Query Limit reached?

Enrico68 · June 17, 2014

"yeah, that's what I said. Either you're entering the captcha incorrectly or for some reason it's not passed on to google. ...???"

But are you joking or what? I tell you for the nth times that EVEN AFTER ENTERING THE RIGHT CAPTCHA IS GOING ON TO ASK YOU AGAIN TO INSERT A NEW CAPTCHA.

Did you see the sequences of screenshots ?? Those were taken after inserting the captcha code which as you can see is not so weird to figure out which is. And after inserting 4 times the RIGHT code it sends the last message (http://i61.tinypic.com/35a3ww7.png).

dstillman · June 17, 2014

https://www.zotero.org/support/forum_guidelines#etiquette

adamsmith · June 17, 2014

First thing I'd try is disabling all other Firefox add-ons and try again. As per Dan above, whatever you enter for the captcha never even makes it to Zotero, let alone to google (which is one of the things I said could be going on). But yeah, most of us aren't getting paid for this, so if you want to yell at people, go somewhere else, please.

Enrico68 · June 17, 2014

I understand the 'etiquette' but when someone is denying the evidence...

aurimas · June 17, 2014

Dan, can you see what version of Firefox this is?

dstillman · June 17, 2014

30.0, OS X

Enrico68 · June 17, 2014

Finish now the 24hrs 'quarantine' from Gscholar. Now is ok, but the problem still remain

aurimas · June 17, 2014

What do you mean now it's ok but the problem remains? Are you able to get past the captcha? If no, are you pressing OK or Enter to submit the captcha?

aurimas · June 17, 2014

FYI, I'm not able to reproduce the issue on my computer (Windows 7 though, but shouldn't matter). The captcha works properly for me.

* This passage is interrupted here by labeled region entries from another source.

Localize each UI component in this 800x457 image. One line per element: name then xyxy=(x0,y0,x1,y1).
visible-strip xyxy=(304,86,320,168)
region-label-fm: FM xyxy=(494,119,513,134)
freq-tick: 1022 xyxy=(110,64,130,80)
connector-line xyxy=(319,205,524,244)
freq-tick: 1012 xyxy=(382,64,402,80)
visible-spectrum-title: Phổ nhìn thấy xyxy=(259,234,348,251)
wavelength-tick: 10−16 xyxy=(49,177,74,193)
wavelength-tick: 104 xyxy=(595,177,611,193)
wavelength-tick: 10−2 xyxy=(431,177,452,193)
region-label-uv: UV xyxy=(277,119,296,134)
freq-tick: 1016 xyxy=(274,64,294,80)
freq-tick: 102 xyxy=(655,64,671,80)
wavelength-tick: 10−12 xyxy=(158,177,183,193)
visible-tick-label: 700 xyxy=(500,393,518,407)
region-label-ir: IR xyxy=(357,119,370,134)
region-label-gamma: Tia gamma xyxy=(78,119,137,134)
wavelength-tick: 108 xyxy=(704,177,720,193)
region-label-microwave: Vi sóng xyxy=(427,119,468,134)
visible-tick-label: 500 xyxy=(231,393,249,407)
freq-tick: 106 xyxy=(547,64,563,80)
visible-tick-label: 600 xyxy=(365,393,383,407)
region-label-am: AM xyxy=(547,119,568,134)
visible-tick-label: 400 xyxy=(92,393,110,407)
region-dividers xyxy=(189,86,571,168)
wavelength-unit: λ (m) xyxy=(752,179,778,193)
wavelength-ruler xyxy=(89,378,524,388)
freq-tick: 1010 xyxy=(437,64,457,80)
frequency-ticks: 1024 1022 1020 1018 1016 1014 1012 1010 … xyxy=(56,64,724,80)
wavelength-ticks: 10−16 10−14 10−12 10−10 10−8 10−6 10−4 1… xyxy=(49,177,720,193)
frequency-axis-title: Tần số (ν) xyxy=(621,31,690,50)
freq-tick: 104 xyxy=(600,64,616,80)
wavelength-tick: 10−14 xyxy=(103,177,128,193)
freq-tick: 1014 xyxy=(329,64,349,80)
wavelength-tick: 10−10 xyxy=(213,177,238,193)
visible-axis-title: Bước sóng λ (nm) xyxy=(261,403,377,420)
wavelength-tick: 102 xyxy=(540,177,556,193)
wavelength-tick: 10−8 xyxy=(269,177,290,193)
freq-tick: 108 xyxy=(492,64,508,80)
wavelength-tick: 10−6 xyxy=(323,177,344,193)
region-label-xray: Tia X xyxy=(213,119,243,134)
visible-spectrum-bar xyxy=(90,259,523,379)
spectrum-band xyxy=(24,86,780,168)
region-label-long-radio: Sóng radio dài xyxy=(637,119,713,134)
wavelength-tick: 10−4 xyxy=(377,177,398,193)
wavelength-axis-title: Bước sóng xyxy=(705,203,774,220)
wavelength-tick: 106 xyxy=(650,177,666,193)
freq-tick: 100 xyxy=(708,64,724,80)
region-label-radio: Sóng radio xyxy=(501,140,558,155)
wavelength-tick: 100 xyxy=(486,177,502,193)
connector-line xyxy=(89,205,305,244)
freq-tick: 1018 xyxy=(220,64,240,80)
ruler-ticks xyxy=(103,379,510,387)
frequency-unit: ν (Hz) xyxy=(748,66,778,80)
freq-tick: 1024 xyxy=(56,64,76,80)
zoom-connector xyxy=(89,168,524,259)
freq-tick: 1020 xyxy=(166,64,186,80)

ajaros · September 3, 2014

Hi,
after i talked a few of my collegues into getting zotero yesterday, our whole company was blocked from google scholar. it shows this message (no captcha to fill in):

We're sorry...

... but your computer or network may be sending automated queries. To protect our users, we can't process your request right now.
See Google Help for more information.

i believe it will go away in a while and return again until they import their papers. i am reporting this just for you to know that there is still a problem

aurimas · September 3, 2014

And this is after attempting to retrieve metadata for PDFs? I assume you tried accessing Google Scholar from a computer that does not have Zotero installed and were blocked as well. Do you know if all the computers on your network have the same external IP (i.e. do you see the same IP if you google "my ip")? There's really not much we would be able to do if Google Scholar is blocking by IP (or an IP range even). Simon, Dan, any ideas?

dstillman · September 3, 2014

We're sorry...

... but your computer or network may be sending automated queries.

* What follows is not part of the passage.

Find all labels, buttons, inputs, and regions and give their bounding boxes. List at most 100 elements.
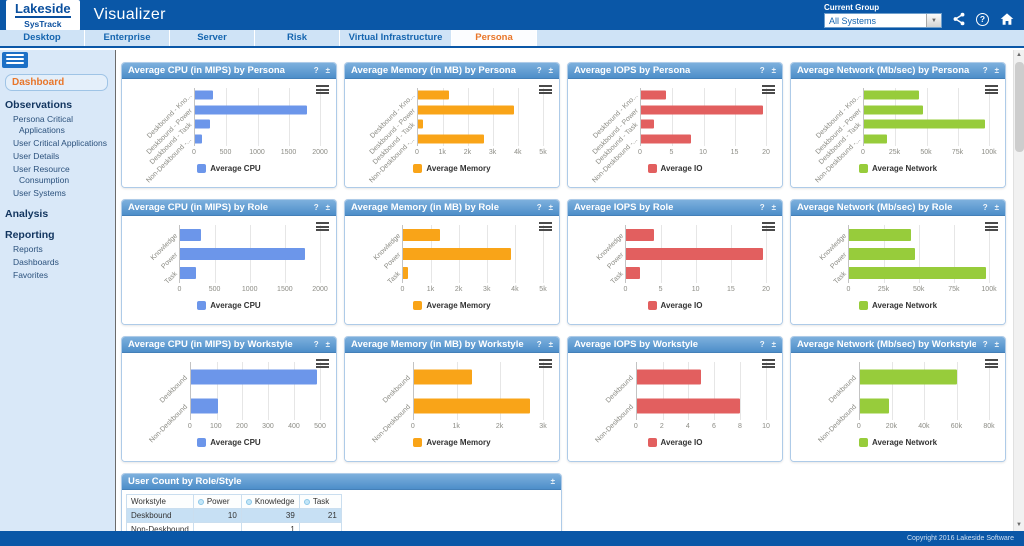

Well, in truth, that's exactly what's happening. If a bunch of people on a network try to retrieve metadata for many files around the same time, this will probably happen. (It'd be good to know if you all share the same global IP address, though, and approximately how many files you were all trying to retrieve metadata for.)

There aren't great alternatives here. The changes that emerged from this thread, to have Zotero try to work around temporary client-side blocks from Google Scholar, prevented the vast majority of problems for individual users. But these are indeed automated queries, and at some point Google, quite reasonably, probably switches to server-side blocking by IP address. Nothing to be done about that at this point other than waiting.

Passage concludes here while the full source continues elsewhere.